Thornton Sage vs Pearl Colour in Real Spaces
2 real rooms side by side. Thornton Sage and Pearl Colour are close enough that the difference can be hard to judge from a chip alone — these photos show how each reads at scale, across different spaces and lighting conditions.
Bathroom
Bathrooms amplify color — the enclosed space and reflective surfaces make what reads subtle elsewhere feel more present here. The two are close enough that the choice comes down to finer qualities — undertone, texture, what the color sits next to.
House
At full exterior scale, the difference between these two colors becomes much easier to judge than from a small chip. The two are close enough that the choice comes down to finer qualities — undertone, texture, what the color sits next to.
Color Details
Thornton Sage vs Pearl Colour Simulated Comparison
5 simulated room previews — drag the slider on each to see Thornton Sage on one side and Pearl Colour on the other.

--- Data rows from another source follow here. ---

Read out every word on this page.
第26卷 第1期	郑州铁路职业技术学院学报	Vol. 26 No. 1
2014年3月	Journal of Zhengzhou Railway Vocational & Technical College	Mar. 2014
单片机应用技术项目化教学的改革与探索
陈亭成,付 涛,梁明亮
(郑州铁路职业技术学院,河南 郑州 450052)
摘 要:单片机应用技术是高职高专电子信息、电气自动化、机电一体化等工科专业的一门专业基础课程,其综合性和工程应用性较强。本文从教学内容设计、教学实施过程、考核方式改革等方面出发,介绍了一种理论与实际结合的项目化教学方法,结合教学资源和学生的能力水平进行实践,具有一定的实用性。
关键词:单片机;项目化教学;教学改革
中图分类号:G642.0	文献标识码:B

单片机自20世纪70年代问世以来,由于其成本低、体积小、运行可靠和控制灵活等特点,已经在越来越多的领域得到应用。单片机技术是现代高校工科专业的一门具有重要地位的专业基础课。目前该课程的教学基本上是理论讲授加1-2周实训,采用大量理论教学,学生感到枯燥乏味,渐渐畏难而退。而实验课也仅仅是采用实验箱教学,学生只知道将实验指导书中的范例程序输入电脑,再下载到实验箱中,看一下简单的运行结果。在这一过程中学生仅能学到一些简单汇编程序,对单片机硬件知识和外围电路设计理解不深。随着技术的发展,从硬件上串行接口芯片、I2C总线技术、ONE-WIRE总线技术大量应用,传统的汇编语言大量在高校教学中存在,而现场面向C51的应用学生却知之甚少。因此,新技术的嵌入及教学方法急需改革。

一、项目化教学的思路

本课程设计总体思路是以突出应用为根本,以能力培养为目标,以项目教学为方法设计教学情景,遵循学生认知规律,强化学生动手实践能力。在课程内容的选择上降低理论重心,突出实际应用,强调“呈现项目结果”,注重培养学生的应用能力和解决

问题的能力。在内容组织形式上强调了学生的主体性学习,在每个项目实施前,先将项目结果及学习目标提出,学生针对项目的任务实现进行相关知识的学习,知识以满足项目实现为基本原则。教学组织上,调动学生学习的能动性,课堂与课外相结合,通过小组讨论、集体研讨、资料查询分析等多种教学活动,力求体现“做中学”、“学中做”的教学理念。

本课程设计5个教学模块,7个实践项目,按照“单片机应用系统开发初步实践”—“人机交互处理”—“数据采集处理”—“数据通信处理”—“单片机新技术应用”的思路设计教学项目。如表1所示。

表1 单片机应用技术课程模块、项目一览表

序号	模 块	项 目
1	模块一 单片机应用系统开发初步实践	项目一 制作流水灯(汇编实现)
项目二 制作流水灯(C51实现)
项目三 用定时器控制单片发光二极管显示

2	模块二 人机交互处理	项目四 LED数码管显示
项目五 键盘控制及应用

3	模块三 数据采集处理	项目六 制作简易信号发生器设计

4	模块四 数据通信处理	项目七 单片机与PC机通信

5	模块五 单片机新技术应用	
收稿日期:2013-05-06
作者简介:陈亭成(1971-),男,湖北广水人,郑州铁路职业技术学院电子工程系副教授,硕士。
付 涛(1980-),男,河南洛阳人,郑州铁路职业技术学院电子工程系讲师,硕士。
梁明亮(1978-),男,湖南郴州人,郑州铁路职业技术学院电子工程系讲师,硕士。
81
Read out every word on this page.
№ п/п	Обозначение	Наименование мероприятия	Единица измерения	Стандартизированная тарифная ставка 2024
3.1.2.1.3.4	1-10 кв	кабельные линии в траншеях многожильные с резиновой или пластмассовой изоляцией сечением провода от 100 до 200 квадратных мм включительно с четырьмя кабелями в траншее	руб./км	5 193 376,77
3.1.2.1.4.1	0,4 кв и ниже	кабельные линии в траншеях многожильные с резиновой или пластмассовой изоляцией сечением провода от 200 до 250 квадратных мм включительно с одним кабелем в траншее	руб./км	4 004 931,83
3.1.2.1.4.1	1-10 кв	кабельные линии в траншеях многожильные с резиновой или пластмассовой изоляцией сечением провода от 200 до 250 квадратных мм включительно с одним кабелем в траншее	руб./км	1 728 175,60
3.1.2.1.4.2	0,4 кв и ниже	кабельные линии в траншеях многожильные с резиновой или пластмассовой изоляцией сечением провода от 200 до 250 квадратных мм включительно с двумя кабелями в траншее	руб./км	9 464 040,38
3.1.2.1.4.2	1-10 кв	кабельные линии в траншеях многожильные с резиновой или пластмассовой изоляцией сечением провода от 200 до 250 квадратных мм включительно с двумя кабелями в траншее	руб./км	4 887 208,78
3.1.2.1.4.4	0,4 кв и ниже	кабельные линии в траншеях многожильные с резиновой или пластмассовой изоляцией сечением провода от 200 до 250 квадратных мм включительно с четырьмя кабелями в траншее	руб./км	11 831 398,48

Digital color is approximate. These simulations are generated from the manufacturer's hex values and overlaid on grayscale room photos — your screen's calibration, brightness, and viewing angle all affect how they render. Before committing to either color, test physical samples in your own space under the light you actually live with.
More Thornton Sage comparisons
See how Thornton Sage stacks up against other well-photographed colors across different brands and tones.